Two Magpies has two starter yeasts, or ‘mothers’, for its sourdough loaves, one rye and one wheat. The latter, named RB, was given to Rebecca by a friend of a friend who had a bakery. It’s 100 years old and still going strong. Inside the bakery Rebecca has a lot of favourites to choose from. She adores the signature Magpie Sourdough, a blend of grains, and rye, wholewheat and white flour, and enjoys it either buttered, or topped with avocado, poached egg and a peanut and chilli hot sauce she was given as a gift.
Then there are the bakery’s cheese straws, speckled with caraway seeds, and the Marmite and Cheddar swirls, which she says, are "too good”. She's also fond of Two Magpies' Amaretti biscuits. "When we were really trying to hit the vegan market I spent a long time experimenting with those. They’re made with aquafaba (chickpea liquid) but have that fantastic chewiness and real almond taste – you'd never know they were vegan.”
Nearly all Two Magpies Bakery locations have a café, serving breakfast through to lunch, as well as pizza at Holt, Darsham and Southwold. Rebecca pays homage to the employees who work hard to make all facets of the company a success. “I’ve been so lucky to have people come into this business, bringing their skills and passion – like our Italian baker who shared his brilliant way to make pizzas. I’m forever grateful for what he brought to Southwold and how that idea has progressed.

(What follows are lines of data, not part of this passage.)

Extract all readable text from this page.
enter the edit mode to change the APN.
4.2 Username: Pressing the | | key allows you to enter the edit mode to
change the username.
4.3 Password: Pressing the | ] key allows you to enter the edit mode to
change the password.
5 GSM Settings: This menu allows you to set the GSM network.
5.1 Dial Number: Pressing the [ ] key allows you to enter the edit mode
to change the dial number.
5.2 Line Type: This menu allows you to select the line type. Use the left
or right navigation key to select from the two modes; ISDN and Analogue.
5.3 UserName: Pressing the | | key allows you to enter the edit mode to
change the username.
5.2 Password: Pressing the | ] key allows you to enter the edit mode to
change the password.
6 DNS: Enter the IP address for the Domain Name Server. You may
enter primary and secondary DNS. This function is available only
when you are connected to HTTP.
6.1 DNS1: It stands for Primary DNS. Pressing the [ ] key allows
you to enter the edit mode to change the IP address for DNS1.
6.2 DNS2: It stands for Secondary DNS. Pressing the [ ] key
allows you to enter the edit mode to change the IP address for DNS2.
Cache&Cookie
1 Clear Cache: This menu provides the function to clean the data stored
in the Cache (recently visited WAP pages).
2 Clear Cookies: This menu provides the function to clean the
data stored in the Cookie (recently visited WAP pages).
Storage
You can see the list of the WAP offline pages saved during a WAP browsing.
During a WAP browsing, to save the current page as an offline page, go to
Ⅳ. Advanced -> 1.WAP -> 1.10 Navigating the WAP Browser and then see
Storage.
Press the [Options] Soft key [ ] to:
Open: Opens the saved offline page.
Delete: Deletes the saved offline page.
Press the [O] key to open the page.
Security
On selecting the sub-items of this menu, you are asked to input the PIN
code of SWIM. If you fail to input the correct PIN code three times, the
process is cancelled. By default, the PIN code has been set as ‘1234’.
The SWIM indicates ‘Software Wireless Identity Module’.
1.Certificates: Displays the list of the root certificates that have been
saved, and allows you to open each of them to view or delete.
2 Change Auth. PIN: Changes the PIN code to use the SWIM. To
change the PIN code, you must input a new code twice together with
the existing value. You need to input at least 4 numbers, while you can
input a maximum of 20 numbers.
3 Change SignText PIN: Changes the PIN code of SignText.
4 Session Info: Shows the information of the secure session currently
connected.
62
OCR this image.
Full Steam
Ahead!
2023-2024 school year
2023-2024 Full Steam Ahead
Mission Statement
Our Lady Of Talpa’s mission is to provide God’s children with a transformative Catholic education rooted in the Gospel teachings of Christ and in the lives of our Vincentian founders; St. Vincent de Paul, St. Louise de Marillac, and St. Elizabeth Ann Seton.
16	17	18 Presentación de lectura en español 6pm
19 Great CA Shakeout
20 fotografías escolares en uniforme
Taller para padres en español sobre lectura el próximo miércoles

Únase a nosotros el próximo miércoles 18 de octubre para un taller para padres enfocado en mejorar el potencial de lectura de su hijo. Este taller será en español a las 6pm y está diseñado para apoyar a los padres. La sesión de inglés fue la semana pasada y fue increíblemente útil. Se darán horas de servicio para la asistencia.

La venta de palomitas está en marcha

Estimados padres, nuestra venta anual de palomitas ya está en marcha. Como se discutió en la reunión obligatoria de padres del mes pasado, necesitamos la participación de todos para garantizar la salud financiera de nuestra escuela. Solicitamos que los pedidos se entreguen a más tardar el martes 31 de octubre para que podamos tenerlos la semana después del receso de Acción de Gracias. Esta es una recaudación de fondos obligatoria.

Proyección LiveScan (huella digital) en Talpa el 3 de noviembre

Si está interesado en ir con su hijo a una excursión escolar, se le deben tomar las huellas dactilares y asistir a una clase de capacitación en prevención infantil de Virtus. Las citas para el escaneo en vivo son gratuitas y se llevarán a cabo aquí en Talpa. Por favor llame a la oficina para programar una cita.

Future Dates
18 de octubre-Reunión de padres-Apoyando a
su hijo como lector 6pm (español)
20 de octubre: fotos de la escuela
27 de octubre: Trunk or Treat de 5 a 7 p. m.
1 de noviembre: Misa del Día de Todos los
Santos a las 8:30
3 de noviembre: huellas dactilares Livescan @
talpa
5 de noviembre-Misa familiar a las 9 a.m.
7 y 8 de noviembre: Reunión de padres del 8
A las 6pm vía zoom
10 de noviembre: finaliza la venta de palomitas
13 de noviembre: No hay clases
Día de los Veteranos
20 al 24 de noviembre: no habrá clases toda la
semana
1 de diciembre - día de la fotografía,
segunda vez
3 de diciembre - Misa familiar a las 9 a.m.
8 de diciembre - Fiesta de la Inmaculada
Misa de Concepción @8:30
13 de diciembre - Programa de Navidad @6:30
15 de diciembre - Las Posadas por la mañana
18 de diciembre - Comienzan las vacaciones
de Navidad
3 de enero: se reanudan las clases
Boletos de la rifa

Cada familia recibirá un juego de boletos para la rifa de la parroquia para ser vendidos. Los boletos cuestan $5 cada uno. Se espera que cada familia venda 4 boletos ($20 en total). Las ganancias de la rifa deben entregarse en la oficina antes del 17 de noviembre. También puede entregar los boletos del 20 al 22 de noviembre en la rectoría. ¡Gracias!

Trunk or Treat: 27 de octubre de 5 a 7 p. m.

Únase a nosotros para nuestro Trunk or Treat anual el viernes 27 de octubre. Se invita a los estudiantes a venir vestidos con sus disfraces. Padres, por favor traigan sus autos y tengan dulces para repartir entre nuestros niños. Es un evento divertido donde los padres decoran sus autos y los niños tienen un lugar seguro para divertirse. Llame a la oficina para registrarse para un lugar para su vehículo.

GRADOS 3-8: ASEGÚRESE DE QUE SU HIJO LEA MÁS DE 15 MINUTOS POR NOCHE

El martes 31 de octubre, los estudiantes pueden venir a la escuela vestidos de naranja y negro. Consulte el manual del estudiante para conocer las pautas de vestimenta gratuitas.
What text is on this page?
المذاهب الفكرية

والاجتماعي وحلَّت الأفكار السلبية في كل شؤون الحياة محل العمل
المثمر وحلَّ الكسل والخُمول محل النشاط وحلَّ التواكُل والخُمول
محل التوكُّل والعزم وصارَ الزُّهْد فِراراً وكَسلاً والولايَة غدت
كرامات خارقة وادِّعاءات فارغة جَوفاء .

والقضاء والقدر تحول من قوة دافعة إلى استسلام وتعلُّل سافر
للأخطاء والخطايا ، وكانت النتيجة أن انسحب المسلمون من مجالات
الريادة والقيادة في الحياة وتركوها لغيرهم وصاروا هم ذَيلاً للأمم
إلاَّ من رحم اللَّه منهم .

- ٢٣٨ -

“At Darsham we have some amazing pastry chefs who work on our wedding cakes and retail offering. Our celebration cakes are a big part of what we do. And on the retail side we’re now making all our own jams. That’s been amazing to have and I can’t take the credit for any of that. It’s people coming in and really wanting to bring what they know and love to our business, and make it special.
“I never could have dreamed Two Magpies would be where it is today. There’s so much opportunity to develop and push further. It’s amazing.”